12 Novembre 2017 – XXXII Domenica del Tempo Ordinario


«Il regno dei cieli sarà simile a dieci vergini che presero le loro lampade e uscirono incontro allo sposo. Cinque di esse erano stolte e cinque sagge…» (Mt 25,1-13).

La parabola di oggi è molto significativa, di facile interpretazione. Anche se, ad una lettura superficiale, il comportamento dei vari protagonisti potrebbe apparirci non del tutto ineccepibile; in pratica farebbero tutti indistintamente una brutta figura: la fa lo sposo perché, giunto alle nozze con un ritardo enorme, respinge quelle vergini che, poverette, a causa della lunga attesa hanno esaurito l’olio della loro lampada, e indispettito le liquida immediatamente: “Non vi conosco!”. Ma perché ricorrere ad una bugia, dal momento che lui stesso le aveva invitate, e quindi le conosceva perfettamente? Tuttavia ciò non le esime dal fare anch’esse una brutta figura, dimostrando di essere delle sprovvedute, delle stupidotte, poco intelligenti, per nulla previdenti. Ma anche le vergini sagge, quelle prudenti, quelle accorte, non sono da meno, non eccellono certo in signorilità, rifiutando sdegnosamente di condividere con le amiche un po’ del loro olio: visto che lo sposo era finalmente arrivato, perché non donarne loro qualche goccia, togliendole dall’imbarazzo? Lo fanno perché sono invidiose, cattive d’animo, oppure perché l’olio che hanno è speciale, strettamente personale, incedibile, per cui anche volendo non possono cederlo? In tal caso si tratterebbe di un olio “particolarissimo”, unico, strettamente personale, al punto che o ce l’hai di tuo, o devi rimanere senza perché nessuno può cedertene del suo. “Andate dai venditori e compratevelo”, è la loro risposta. Ma che risposta è? Perché sono così scostanti? Come possono quelle meschine trovare un venditore d’olio nel cuore della notte? Ma non è una  burla: effettivamente si comportano così perché non hanno altre possibilità, non possono cedere alle altre un “olio” che “non si può” dare, che è incedibile.
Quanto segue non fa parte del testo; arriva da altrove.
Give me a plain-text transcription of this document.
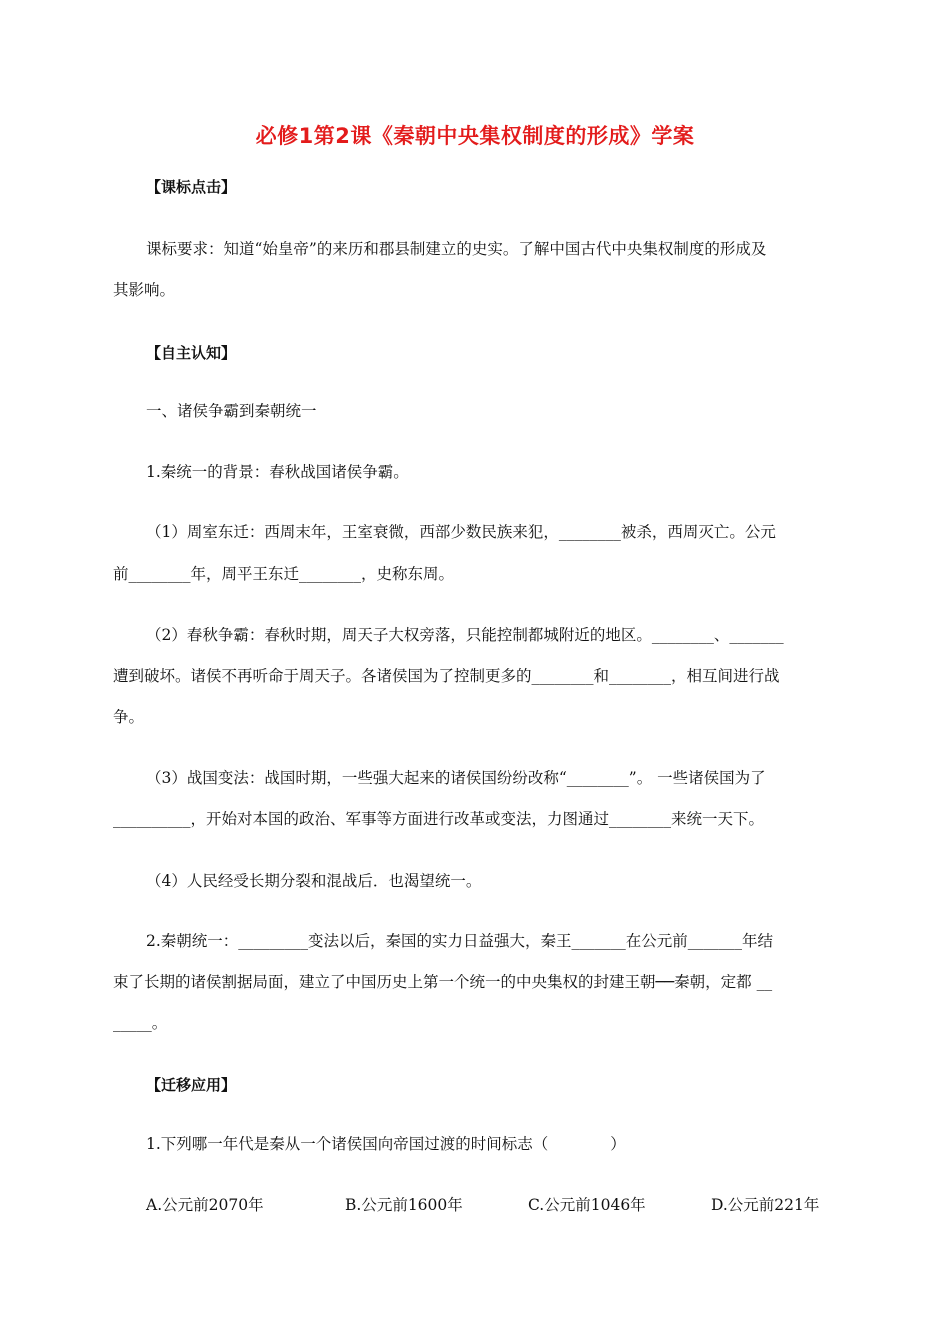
必修1第2课《秦朝中央集权制度的形成》学案
【课标点击】
课标要求：知道“始皇帝”的来历和郡县制建立的史实。了解中国古代中央集权制度的形成及
其影响。
【自主认知】
一、诸侯争霸到秦朝统一
1.秦统一的背景：春秋战国诸侯争霸。
（1）周室东迁：西周末年，王室衰微，西部少数民族来犯，________被杀，西周灭亡。公元
前________年，周平王东迁________，史称东周。
（2）春秋争霸：春秋时期，周天子大权旁落，只能控制都城附近的地区。________、_______
遭到破坏。诸侯不再听命于周天子。各诸侯国为了控制更多的________和________，相互间进行战
争。
（3）战国变法：战国时期，一些强大起来的诸侯国纷纷改称“________”。 一些诸侯国为了
__________，开始对本国的政治、军事等方面进行改革或变法，力图通过________来统一天下。
（4）人民经受长期分裂和混战后．也渴望统一。
2.秦朝统一：_________变法以后，秦国的实力日益强大，秦王_______在公元前_______年结
束了长期的诸侯割据局面，建立了中国历史上第一个统一的中央集权的封建王朝──秦朝，定都 __
_____。
【迁移应用】
1.下列哪一年代是秦从一个诸侯国向帝国过渡的时间标志（　　　　）
A.公元前2070年	B.公元前1600年	C.公元前1046年	D.公元前221年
Insomma, questa è una parabola in cui nessuno sembra comportarsi in maniera corretta, un racconto che, nella sua chiarezza, suscita anche molti interrogativi.
Ovviamente, per capirla nella sua pienezza, dobbiamo prima di tutto riferirci al significato di questi simbolismi, così lontani da noi, dalla nostra cultura, essendo essi strettamente legati agli usi matrimoniali del mondo ebraico.
Attualizzando comunque il testo, appare chiaro che lo sposo è Gesù e le vergini, sia le prudenti che le stolte, siamo noi. A questo punto viene spontaneo chiederci: perché Gesù risponde in maniera così aspra e tremenda: “Non vi conosco”? Cos’è quest’olio unico, personale, così importante da condizionare l’ingresso alle nozze celesti?
Matteo, parlando delle vergini che si sono dimenticate di prendere l’olio a scorta, le chiama “morai”: un termine che letteralmente significa “matte, pazze, stolte”; oppure, in senso più blando, “sbadate, stupide, sciocche, smemorate”.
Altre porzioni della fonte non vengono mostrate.